ESSENTIAL DUTIES AND RESPONSIBILITIES:
• Responsible for activities involving Quality Assurance/Quality Control and compliance with applicable regulatory requirements.
• Responsible for ensuring that clinical trials are conducted in compliance with Good Clinical Practices (GCPs) and other applicable regulatory requirements.
• Ensure that trial data is generated, documented and reported in compliance with Good Clinical Practices (GCPs) and other applicable regulatory requirements.
• Conduct vendor, clinical site, file or data audits to ensure compliance with GCP’s. The QA Auditor will conduct internal audits to ensure compliance with Company SOPs, GCP’s, and other applicable regulatory requirements, prepare audit reports and corrective action plans and coordinate external consultant audits.
• The QA Auditor will also review (QC) internal documentation for compliance to Company SOPs, GCPs, and other applicable regulatory requirements, assist in the preparation for and execution of international or domestic regulatory agency inspections and develop/ implement/revise Quality Assurance SOPs.
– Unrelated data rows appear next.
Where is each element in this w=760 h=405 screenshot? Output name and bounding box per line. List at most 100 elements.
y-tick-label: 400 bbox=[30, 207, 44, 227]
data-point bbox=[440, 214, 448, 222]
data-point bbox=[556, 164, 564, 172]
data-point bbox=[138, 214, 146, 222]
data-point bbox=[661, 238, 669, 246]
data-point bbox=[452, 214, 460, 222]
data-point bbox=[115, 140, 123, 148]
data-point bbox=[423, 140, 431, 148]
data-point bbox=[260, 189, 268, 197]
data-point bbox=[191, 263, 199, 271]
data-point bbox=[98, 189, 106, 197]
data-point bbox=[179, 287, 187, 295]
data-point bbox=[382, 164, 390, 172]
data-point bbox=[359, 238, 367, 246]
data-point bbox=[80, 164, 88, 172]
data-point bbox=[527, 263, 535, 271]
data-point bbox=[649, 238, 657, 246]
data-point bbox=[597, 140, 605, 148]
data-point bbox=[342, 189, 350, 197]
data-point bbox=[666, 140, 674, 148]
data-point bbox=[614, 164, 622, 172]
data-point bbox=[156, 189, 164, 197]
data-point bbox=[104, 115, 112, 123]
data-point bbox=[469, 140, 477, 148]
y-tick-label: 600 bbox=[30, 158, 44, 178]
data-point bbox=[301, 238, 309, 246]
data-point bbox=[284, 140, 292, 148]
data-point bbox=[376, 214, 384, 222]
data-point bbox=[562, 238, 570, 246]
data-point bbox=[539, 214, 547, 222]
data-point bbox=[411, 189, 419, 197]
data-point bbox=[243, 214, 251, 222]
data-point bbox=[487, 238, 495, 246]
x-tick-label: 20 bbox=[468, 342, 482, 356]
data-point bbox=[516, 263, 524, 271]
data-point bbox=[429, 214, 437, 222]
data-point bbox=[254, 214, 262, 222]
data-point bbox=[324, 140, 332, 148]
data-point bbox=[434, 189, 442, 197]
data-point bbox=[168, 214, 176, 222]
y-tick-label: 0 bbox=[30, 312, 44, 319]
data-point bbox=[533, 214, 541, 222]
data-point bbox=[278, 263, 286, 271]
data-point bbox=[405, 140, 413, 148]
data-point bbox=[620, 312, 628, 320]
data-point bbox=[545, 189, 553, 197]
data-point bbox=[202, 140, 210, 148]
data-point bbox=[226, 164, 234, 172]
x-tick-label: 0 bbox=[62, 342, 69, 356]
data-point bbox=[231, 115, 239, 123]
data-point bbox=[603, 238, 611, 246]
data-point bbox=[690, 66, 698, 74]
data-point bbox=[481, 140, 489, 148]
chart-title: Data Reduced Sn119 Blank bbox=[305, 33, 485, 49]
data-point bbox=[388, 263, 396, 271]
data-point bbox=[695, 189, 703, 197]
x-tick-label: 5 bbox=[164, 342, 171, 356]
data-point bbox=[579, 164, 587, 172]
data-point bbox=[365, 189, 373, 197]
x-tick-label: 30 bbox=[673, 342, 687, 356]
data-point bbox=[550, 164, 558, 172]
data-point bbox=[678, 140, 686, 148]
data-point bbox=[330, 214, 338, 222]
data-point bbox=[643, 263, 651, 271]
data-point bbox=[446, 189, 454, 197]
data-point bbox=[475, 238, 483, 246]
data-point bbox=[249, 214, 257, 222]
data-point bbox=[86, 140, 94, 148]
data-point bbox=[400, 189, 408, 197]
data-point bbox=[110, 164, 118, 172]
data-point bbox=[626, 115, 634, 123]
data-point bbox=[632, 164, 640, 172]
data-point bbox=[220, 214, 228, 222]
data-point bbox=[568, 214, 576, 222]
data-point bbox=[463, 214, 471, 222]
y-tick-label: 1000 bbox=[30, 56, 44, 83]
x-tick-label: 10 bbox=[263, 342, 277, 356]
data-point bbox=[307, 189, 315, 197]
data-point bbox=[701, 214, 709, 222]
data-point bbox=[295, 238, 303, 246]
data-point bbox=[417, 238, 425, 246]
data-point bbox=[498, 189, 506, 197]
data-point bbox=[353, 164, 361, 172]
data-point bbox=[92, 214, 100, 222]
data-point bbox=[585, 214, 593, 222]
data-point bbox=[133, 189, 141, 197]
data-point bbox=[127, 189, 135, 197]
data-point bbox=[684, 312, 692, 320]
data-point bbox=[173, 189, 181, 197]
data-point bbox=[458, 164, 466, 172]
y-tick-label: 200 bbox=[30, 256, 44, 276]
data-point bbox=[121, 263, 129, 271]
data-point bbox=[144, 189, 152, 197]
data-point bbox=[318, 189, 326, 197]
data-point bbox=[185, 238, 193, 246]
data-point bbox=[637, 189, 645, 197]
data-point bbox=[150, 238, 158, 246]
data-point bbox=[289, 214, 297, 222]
• The QA Auditor will travel as needed. Estimated to be 25-30%.
ADDITIONAL DUTIES:
As assigned.
EDUCATIONAL REQUIREMENTS (degree, license, certification):
• A bachelor’s degree in a Life Science preferred or relevant work experience.
• Certified Quality Auditor (CQA) and/or Regulatory Affairs Certification is preferred but not required.
EXPERIENCE:
• 3 to 5 years experience in the pharmaceutical or biotechnology industry or clinical research environment.
• Minimum of 3 years experience as a QA Auditor is a must.
• Experience and knowledge of GCPs/SOPs preferably within a pharmaceutical or research environment is required.
• Previous experience in all Phases of clinical studies, desirable. Extensive experience with 3 study(ies) a must.
PHYSICAL REQUIREMENTS / WORKING CONDITIONS of POSITION:
Not applicable.
OTHER SKILLS AND ABILITIES:
• Demonstrated experience managing multiple projects simultaneously with aggressive timelines.
• Knowledge and experience in auditing clinical trial data.
• Electronic Data Capture (EDC) systems and 21CFR11 computer system validation experience.
• Experience and demonstrated ability to manage at a high level of productivity with minimum infrastructure.
• Experience in developing and making formal presentations.
• Experience in budget planning, management and reconciliation.
• Proficient knowledge of Excel, problem solving and analytical skills required.
• Experience in outsourcing management.
• Ability to function well in a cohesive management team, matrix environment, with strong goal and results orientation.
• Proven verbal and written communication skills.